Pouco não pôde desconsiderar na vida, como, por exemplo, o nascimento do filho, ao qual assistiu por trás de uma filmadora. Os amigos insistiram, mas o fato é que naquela gravação as vozes ficaram afastadas das imagens, às vezes atrasadas, às vezes adiantadas, e ele culpou seu olho triste, de sua “eletricidade inconstante” (um diagnóstico meticuloso, que os amigos insistiam em ver). Fato para ele era o significado do filho ter chorado antes de nascer, e a náusea de não ter mais o que fazer.
E a mulher, que não cabia em seu olho.
Começou a procurar algo, tropeçando pelos cômodos, e voltou a si: a mão no rosto sugeriu um absurdo: dois olhos no rosto, um ao lado do outro. E ardiam juntos, e isso acabaria não sendo desconsiderado. Pois havia uma discordância entre esses dois olhos: agora parecia que alguns objetos que olhasse se recolhiam, e outros não, em uma espécie de hierarquia entre formas e linhas. Movido por essa tontura, saiu para a rua.

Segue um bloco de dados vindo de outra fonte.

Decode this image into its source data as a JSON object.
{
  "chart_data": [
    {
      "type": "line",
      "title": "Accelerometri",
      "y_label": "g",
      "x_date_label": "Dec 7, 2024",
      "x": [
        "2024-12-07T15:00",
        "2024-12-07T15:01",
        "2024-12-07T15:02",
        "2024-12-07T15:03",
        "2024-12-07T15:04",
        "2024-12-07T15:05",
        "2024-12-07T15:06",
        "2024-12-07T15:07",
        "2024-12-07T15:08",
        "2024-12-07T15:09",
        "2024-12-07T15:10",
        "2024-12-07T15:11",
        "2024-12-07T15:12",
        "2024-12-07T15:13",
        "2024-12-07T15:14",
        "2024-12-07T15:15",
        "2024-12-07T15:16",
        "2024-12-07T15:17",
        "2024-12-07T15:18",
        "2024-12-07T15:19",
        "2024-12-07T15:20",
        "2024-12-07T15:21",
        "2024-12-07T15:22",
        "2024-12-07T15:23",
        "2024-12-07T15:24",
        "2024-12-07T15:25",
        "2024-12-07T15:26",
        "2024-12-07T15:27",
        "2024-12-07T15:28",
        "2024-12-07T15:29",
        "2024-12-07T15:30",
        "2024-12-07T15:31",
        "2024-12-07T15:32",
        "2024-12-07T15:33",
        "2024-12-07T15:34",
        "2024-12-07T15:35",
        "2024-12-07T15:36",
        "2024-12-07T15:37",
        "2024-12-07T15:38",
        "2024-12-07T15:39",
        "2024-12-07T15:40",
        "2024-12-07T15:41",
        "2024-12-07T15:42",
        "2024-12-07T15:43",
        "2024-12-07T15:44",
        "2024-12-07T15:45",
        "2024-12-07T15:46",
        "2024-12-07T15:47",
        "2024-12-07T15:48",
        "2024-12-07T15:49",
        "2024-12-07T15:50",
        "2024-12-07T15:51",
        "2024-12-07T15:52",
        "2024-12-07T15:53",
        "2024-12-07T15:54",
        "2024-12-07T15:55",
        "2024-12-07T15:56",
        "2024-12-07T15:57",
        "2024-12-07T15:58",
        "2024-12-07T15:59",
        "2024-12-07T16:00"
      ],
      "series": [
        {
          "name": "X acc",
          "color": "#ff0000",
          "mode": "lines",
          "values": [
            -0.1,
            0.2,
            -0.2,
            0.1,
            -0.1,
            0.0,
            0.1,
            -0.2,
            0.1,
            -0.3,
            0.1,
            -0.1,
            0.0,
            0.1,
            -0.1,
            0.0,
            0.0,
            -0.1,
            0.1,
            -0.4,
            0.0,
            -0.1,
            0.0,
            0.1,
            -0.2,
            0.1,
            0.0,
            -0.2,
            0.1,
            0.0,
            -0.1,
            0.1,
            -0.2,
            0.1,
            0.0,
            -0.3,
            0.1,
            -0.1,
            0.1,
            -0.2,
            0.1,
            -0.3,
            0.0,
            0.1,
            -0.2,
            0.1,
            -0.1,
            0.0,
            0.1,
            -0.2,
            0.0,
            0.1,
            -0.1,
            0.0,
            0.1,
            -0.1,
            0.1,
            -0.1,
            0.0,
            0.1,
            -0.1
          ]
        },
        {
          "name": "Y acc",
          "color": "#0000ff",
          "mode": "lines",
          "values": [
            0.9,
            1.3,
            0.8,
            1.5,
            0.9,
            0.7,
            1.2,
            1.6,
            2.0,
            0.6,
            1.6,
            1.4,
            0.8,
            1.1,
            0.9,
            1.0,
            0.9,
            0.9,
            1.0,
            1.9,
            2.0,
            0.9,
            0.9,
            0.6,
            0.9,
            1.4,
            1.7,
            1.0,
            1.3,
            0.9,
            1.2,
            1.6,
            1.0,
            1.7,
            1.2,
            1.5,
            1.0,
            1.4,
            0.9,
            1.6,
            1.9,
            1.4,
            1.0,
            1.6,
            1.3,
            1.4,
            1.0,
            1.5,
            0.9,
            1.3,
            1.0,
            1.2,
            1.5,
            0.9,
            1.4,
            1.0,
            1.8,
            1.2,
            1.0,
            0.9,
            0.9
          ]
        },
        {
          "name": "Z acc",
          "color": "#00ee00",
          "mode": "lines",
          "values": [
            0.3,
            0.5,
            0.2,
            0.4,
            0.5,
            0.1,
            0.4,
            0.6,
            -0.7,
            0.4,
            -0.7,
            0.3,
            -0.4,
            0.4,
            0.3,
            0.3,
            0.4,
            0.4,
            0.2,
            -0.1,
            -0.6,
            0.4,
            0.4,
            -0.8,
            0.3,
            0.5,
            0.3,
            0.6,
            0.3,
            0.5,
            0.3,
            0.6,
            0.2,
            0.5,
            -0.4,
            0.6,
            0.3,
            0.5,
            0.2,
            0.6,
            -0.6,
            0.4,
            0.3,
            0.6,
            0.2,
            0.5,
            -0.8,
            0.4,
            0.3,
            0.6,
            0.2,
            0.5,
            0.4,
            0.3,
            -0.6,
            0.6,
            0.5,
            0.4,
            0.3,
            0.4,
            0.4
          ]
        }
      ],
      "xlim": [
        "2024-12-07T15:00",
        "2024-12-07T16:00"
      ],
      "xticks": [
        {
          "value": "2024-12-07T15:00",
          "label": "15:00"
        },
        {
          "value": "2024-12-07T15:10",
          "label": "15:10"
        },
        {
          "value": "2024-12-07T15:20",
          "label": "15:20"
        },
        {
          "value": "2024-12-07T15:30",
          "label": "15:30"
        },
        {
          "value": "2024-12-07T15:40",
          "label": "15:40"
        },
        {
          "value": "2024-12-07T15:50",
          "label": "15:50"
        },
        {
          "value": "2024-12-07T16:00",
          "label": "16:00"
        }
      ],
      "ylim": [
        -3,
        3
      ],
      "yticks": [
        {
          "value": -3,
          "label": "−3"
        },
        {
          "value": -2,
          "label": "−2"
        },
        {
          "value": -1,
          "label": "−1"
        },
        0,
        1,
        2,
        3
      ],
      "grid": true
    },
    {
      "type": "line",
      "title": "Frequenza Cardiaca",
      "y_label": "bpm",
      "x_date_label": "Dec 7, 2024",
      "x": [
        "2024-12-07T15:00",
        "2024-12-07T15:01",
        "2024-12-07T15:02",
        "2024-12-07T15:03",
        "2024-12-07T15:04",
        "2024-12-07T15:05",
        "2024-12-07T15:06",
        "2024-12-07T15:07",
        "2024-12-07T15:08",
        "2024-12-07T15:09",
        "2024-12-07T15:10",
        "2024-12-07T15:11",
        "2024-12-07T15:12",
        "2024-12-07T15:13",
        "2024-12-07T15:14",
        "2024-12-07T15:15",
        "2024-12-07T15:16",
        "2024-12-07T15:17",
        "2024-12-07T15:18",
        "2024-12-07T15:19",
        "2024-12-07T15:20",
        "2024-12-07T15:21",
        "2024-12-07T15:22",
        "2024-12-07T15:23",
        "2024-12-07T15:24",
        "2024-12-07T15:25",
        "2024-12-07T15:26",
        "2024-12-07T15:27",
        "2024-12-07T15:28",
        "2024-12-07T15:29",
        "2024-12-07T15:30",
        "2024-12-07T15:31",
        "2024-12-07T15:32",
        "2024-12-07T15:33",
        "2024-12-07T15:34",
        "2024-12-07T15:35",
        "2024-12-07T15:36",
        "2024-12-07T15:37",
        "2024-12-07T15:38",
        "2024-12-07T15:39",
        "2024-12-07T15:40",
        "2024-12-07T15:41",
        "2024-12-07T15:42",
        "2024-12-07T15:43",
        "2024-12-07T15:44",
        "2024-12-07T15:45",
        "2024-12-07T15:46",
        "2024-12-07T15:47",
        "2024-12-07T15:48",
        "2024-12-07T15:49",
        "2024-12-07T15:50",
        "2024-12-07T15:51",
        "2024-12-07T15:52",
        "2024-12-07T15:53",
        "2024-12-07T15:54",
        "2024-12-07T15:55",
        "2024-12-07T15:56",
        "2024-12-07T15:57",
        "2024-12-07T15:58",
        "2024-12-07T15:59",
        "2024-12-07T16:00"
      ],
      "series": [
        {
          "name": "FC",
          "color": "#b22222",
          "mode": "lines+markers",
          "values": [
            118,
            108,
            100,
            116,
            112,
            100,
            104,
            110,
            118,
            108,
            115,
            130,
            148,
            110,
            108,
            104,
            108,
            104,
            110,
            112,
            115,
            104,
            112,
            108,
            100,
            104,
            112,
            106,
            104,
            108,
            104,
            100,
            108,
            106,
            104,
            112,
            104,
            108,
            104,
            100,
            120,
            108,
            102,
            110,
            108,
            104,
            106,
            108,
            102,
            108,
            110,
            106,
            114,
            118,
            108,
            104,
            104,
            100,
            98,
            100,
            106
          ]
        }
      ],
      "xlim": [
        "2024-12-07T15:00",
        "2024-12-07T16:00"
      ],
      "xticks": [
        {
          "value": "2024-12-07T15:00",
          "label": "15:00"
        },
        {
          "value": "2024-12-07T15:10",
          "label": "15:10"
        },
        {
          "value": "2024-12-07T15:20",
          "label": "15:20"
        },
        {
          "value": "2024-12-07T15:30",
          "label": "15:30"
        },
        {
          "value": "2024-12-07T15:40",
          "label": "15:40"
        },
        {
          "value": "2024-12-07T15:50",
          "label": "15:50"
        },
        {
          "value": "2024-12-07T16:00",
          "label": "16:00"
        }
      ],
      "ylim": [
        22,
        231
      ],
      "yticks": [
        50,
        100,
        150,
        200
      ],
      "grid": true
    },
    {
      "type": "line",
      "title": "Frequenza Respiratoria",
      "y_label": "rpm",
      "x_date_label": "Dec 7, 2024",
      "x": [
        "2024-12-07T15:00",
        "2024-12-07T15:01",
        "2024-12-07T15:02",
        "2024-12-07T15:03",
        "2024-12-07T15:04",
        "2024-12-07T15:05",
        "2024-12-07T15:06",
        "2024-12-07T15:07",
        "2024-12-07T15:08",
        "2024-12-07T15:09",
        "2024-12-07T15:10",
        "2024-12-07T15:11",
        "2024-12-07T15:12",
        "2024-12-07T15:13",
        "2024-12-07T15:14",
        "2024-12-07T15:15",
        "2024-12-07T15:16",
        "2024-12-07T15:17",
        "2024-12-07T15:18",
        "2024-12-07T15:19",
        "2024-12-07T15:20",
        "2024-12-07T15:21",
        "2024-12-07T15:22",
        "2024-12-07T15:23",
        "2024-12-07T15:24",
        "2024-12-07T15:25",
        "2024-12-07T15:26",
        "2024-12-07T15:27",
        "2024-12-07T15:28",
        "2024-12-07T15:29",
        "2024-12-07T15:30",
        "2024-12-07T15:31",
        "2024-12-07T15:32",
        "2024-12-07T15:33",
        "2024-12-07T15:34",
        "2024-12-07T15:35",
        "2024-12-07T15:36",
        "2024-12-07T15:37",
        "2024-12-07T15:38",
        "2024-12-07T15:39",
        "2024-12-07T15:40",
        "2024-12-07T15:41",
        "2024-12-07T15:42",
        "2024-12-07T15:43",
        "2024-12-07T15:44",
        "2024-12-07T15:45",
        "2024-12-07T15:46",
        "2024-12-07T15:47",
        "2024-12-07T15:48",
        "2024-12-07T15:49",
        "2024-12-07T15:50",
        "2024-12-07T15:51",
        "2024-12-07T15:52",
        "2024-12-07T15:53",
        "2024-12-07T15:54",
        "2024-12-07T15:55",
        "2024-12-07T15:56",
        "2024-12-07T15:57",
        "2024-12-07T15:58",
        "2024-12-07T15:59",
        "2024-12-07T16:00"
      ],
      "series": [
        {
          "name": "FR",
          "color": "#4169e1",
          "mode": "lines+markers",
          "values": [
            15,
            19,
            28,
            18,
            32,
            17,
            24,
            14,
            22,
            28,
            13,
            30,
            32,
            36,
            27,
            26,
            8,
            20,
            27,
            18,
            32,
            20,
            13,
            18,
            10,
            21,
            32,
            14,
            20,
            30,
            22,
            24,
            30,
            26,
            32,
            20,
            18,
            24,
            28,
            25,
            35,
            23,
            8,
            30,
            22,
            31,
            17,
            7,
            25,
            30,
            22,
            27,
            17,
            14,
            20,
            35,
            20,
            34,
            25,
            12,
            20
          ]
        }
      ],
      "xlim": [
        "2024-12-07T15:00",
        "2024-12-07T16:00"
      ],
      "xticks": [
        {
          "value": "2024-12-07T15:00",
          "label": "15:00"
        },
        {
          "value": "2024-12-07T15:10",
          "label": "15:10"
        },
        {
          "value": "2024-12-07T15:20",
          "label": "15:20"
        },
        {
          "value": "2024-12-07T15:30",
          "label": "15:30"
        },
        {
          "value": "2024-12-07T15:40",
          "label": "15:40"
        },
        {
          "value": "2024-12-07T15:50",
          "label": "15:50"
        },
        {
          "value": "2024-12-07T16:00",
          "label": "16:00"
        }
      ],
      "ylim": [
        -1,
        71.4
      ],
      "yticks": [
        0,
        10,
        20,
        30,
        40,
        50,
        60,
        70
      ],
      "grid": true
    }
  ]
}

Corria, apesar das pernas parecerem várias, às vezes se transpassando, às vezes se embolando. Decidiu parar. Em uma esquina, os carros, inclusive os estacionados, pareciam composições de um trem, único e ao mesmo tempo maleável, desdobrando-se em um susto de pavorosas direções. E cada pessoa dentro de cada um tinha em volta de si um carro que a cada segundo era outro e diversos carros, que infinitamente se iam revezando e se dobrando para dentro. Uma pomba morta em um meio-fio parecia estar morrendo ainda, a cada segundo morrendo de novo a morte de cada ancestral sua, uma de cada vez... e ele parado, respirando ao máximo, para o máximo de atenção, nas pernas, cintura e ombros, e os carros, e as pessoas e as pombas... e olhava ao máximo, apesar da ardência, para realmente o máximo de olhar, para o ponto em que isso tudo poderia acabar, e as pessoas e as pombas... e respirava ao máximo e as pombas, e começou a contá-las, e mil, e quinhentas e vinte e duas, e cento e doze, e, assim, vinte e cinco minutos... e cada vez menos pombas, e doze, e cinco, até apenas uma, aquela única, uma, ali. Apenas uma pomba e ele ali parado. E parou a mão em frente aos olhos, como se fosse coçá-los, mas não havia coceira que justificasse o gesto.
E mais dez minutos e ele ali parado, com dois dedos diante dos dois olhos e nenhum outro gesto.
De repente, após um longo suspiro, pôs as mãos nos bolsos. E teve a impressão de que havia se esquecido de algo. Mas era apenas impressão. Tentou lembrar o que faria hoje na rua. Alguns passos e a merda de um carro parado na calçada, merda para quem estaciona! Ao se desviar, ficou de frente para uma janela com uma planta. E achou uma pena que não estivesse ali com sua câmera. Então se lembrou de uma planta de que havia cuidado, aos sete anos seus e oitenta dela, que os pais haviam deixado ao sair para uma viagem. Contavam, para sua responsabilidade, que a avó jurava que aquela planta, bendita, tinha folhas e anti-folhas que podiam, em uma chuva, estar em chuvas diferentes. Para ele, apesar de seus cuidados, a planta estava morrendo, talvez contra ele mesmo, contra sua responsabilidade. Tantas responsabilidades e ele ali agora, parado em uma calçada, sem nenhum argumento que não fosse tentar lembrar o que havia acontecido com aquela planta...
Sentado na sala, abriu mais uma vez o álbum, de onde caiu uma figurinha, a última, uma holografia de um ciclope, com seu olho vermelho. Teve a impressão de já tê-la visto antes. Seus olhos ardiam um pouco, talvez pela mudança do tempo. Contra o ímpeto de rasgar o álbum, jogou-o sobre a mesa de centro, pensando que talvez o filho pudesse estar vendo esse seu gesto.